À l’ouverture des travaux, le président du Parlement panafricain, Dr Fateh Boutbig, a qualifié cette nouvelle législature de « moment charnière » dans l’histoire de l’institution, appelant à privilégier des résultats concrets répondant aux attentes des citoyens africains.
« Les peuples de notre continent attendent de nous non pas de l’éloquence, mais un engagement sincère. Ils jugent le succès de leurs institutions non pas aux promesses qu’elles proclament, mais aux réalisations concrètes qui améliorent leur vie », a-t-il déclaré.
Le président du PAP a indiqué que son mandat s’articulera autour de quatre principes directeurs : la réforme, l’efficacité, le partenariat et la mise en œuvre.
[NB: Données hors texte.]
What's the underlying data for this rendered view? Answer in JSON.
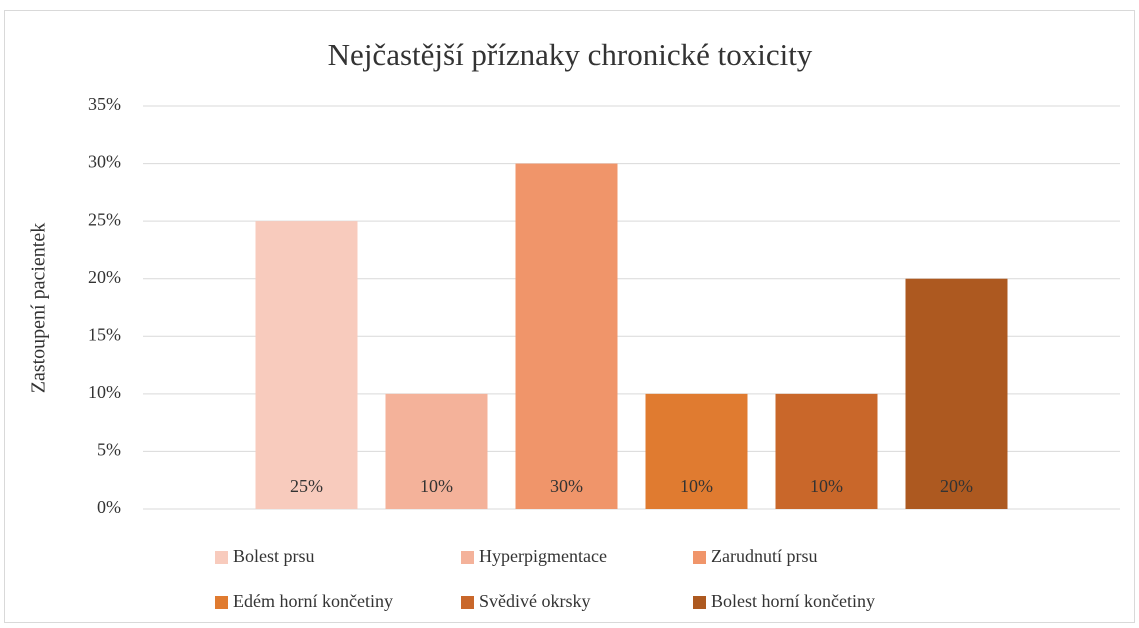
{
  "chart_data": {
    "type": "bar",
    "title": "Nejčastější příznaky chronické toxicity",
    "ylabel": "Zastoupení pacientek",
    "categories": [
      null
    ],
    "series": [
      {
        "name": "Bolest prsu",
        "color": "#f8cbbd",
        "values": [
          25
        ],
        "value_labels": [
          "25%"
        ]
      },
      {
        "name": "Hyperpigmentace",
        "color": "#f4b29a",
        "values": [
          10
        ],
        "value_labels": [
          "10%"
        ]
      },
      {
        "name": "Zarudnutí prsu",
        "color": "#f0956a",
        "values": [
          30
        ],
        "value_labels": [
          "30%"
        ]
      },
      {
        "name": "Edém horní končetiny",
        "color": "#e07b30",
        "values": [
          10
        ],
        "value_labels": [
          "10%"
        ]
      },
      {
        "name": "Svědivé okrsky",
        "color": "#c9672a",
        "values": [
          10
        ],
        "value_labels": [
          "10%"
        ]
      },
      {
        "name": "Bolest horní končetiny",
        "color": "#ad5920",
        "values": [
          20
        ],
        "value_labels": [
          "20%"
        ]
      }
    ],
    "ylim": [
      0,
      35
    ],
    "yticks": [
      {
        "value": 0,
        "label": "0%"
      },
      {
        "value": 5,
        "label": "5%"
      },
      {
        "value": 10,
        "label": "10%"
      },
      {
        "value": 15,
        "label": "15%"
      },
      {
        "value": 20,
        "label": "20%"
      },
      {
        "value": 25,
        "label": "25%"
      },
      {
        "value": 30,
        "label": "30%"
      },
      {
        "value": 35,
        "label": "35%"
      }
    ],
    "grid": true,
    "legend": "bottom"
  }
}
L’objectif est de faire évoluer cette assemblée consultative vers une institution davantage orientée vers l’application effective de ses recommandations.
Parmi les priorités retenues figurent le renforcement de la gouvernance interne par des réformes institutionnelles, l’accélération de l’intégration législative et économique pour accompagner la mise en œuvre de la Zone de libre-échange continentale africaine (ZLECAf), la promotion de la diplomatie parlementaire en faveur de la paix ainsi que la transformation numérique et le renforcement de la souveraineté numérique du continent.
Évoquant la ZLECAf, Dr Boutbig l’a présentée comme « un projet civilisationnel et stratégique » destiné à permettre à l’Afrique de construire son avenir en s’appuyant sur ses propres capacités.
Le président du Parlement panafricain a également réaffirmé l’engagement de l’institution en faveur de l’Agenda 2063 de l’Union africaine, tout en plaidant pour des solutions africaines aux crises du continent, fondées sur le dialogue, la coopération et le respect du droit international.
Il a enfin appelé les parlementaires à soutenir le thème de l’année 2026 de l’Union africaine, consacré à la préservation des services d’eau et d’assainissement durables, qu’il considère comme un enjeu majeur pour le développement du continent, selon l’Agence de presse du gouvernement sud-africain.